Durante o voo de regresso do Canadá, o Papa, como faz habitualmente, respondeu às perguntas de alguns jornalistas do séquito. A entrevista foi apresentada pelo diretor da sala de Imprensa da Santa Sé, Matteo Bruni.

Boa noite a todos! Santidade, foram dias de peregrinação e penitência em várias etapas com muitos encontros, gestos — este último, comovedor, em Iqaluit. Estes dias — como Vossa Santidade disse — não acabam indo embora desta terra, e também neste sentido eis-nos neste encontro com os jornalistas. Mas talvez queira dizer-nos algumas palavras antes de o começar...

Boa noite e obrigado pelo acompanhamento, pelo vosso trabalho aqui. Sei que trabalhastes arduamente, disseram-me como vos movestes! E obrigado também pela companhia. Obrigado!

[Jessica Ka’nhehsíio Deer (Cbc Radio — Canada Indigenous)] Como descendente de um sobrevivente de uma escola residencial, sei que os sobreviventes e as suas famílias querem ver ações concretas após o seu pedido de perdão, incluindo a rejeição da “doutrina da descoberta”. Considerando que ela ainda está inserida na Constituição e nos sistemas legais do Canadá e dos Estados Unidos, onde os povos indígenas continuam a ser defraudados das suas terras e privados do poder, não foi uma oportunidade perdida para fazer uma declaração neste sentido, durante a sua viagem ao Canadá?

Sobre esta última questão, não compreendo o problema...

Consiste no facto de que os povos indígenas ainda hoje são privados da terra e do poder, em virtude daquelas bulas papais e do conceito da “doutrina da descoberta”. Quando falo com os indígenas, eles dizem que quando as pessoas vieram colonizar as Américas, houve esta “doutrina da descoberta” que, de certa forma, deu poder à ideia de que os povos indígenas dos novos países eram “inferiores” aos católicos. Foi assim que o Canadá e os Estados Unidos se tornaram “países”.

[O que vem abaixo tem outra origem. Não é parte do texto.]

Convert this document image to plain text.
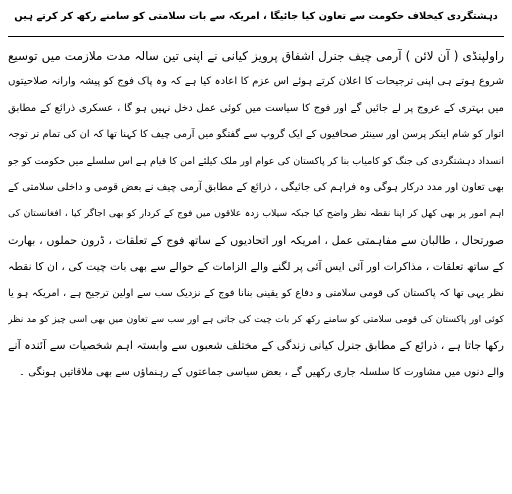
دہشتگردی کیخلاف حکومت سے تعاون کیا جائیگا ، امریکہ سے بات سلامتی کو سامنے رکھ کر کرتے ہیں
راولپنڈی ( آن لائن ) آرمی چیف جنرل اشفاق پرویز کیانی نے اپنی تین سالہ مدت ملازمت میں توسیع
شروع ہوتے ہی اپنی ترجیحات کا اعلان کرتے ہوئے اس عزم کا اعادہ کیا ہے کہ وہ پاک فوج کو پیشہ وارانہ صلاحیتوں
میں بہتری کے عروج پر لے جائیں گے اور فوج کا سیاست میں کوئی عمل دخل نہیں ہو گا ، عسکری ذرائع کے مطابق
اتوار کو شام اینکر پرسن اور سینئر صحافیوں کے ایک گروپ سے گفتگو میں آرمی چیف کا کہنا تھا کہ ان کی تمام تر توجہ
انسداد دہشتگردی کی جنگ کو کامیاب بنا کر پاکستان کی عوام اور ملک کیلئے امن کا قیام ہے اس سلسلے میں حکومت کو جو
بھی تعاون اور مدد درکار ہوگی وہ فراہم کی جائیگی ، ذرائع کے مطابق آرمی چیف نے بعض قومی و داخلی سلامتی کے
اہم امور پر بھی کھل کر اپنا نقطہ نظر واضح کیا جبکہ سیلاب زدہ علاقوں میں فوج کے کردار کو بھی اجاگر کیا ، افغانستان کی
صورتحال ، طالبان سے مفاہمتی عمل ، امریکہ اور اتحادیوں کے ساتھ فوج کے تعلقات ، ڈرون حملوں ، بھارت
کے ساتھ تعلقات ، مذاکرات اور آئی ایس آئی پر لگنے والے الزامات کے حوالے سے بھی بات چیت کی ، ان کا نقطہ
نظر یہی تھا کہ پاکستان کی قومی سلامتی و دفاع کو یقینی بنانا فوج کے نزدیک سب سے اولین ترجیح ہے ، امریکہ ہو یا
کوئی اور پاکستان کی قومی سلامتی کو سامنے رکھ کر بات چیت کی جاتی ہے اور سب سے تعاون میں بھی اسی چیز کو مد نظر
رکھا جاتا ہے ، ذرائع کے مطابق جنرل کیانی زندگی کے مختلف شعبوں سے وابستہ اہم شخصیات سے آئندہ آنے
والے دنوں میں مشاورت کا سلسلہ جاری رکھیں گے ، بعض سیاسی جماعتوں کے رہنماؤں سے بھی ملاقاتیں ہونگی ۔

Obrigado pela pergunta. Acho que este é um problema com todos os colonialismos. Ainda hoje: as colonizações ideológicas atuais seguem o mesmo esquema. Quem não percorre o seu caminho é inferior. Mas quero ir mais longe nesta questão. Não só eram considerados inferiores: alguns teólogos um pouco loucos perguntavam-se se tinham uma alma. Quando João Paulo ii foi à África, à porta onde eram embarcados os escravos [Ilha de Gorée, a porta sem retorno], deu um sinal para que compreendêssemos o drama, o drama criminoso: aquelas pessoas eram atiradas para dentro do navio, em condições desastrosas, e depois tornavam-se escravos na América. É verdade que havia vozes que falavam claramente, como por exemplo Bartolomeu de las Casas, Pedro Claver, mas eram a minoria. A consciência da igualdade humana veio lentamente. E digo consciência, porque no subconsciente ainda existe algo... Temos sempre — permito-me dizer — uma certa atitude colonialista de reduzir a cultura deles à nossa. É algo que nos vem do nosso estilo de vida desenvolvido, e às vezes perdemos valores que eles têm.

Por exemplo: os povos indígenas têm um grande valor, que é a harmonia com a Criação, e pelo menos alguns que conheço o expressam com a palavra bem viver [bien vivir]. Esta expressão não significa, como nós ocidentais a entendemos, passar bem ou viver a “dolce vita”, não! Bem viver significa preservar a harmonia. E para mim este é o grande valor dos povos originais. Harmonia. Estamos habituados a reduzir tudo à cabeça: ao contrário, os povos originais – falo em geral — sabem expressar-se com três linguagens: da cabeça, do coração e das mãos. Mas todas juntas e eles sabem falar esta linguagem com a criação.

Depois, este progressismo acelerado do desenvolvimento um pouco exagerado, neurótico, que temos, não é verdade? Não falo contra o desenvolvimento: o desenvolvimento é bom. Mas não é bom com a ansiedade do desenvolvimento, desenvolvimento, desenvolvimento... Reparai, uma das coisas que a nossa civilização comercial excessivamente desenvolvida perdeu foi a capacidade de poesia: os povos indígenas têm essa capacidade poética. Não idealizo.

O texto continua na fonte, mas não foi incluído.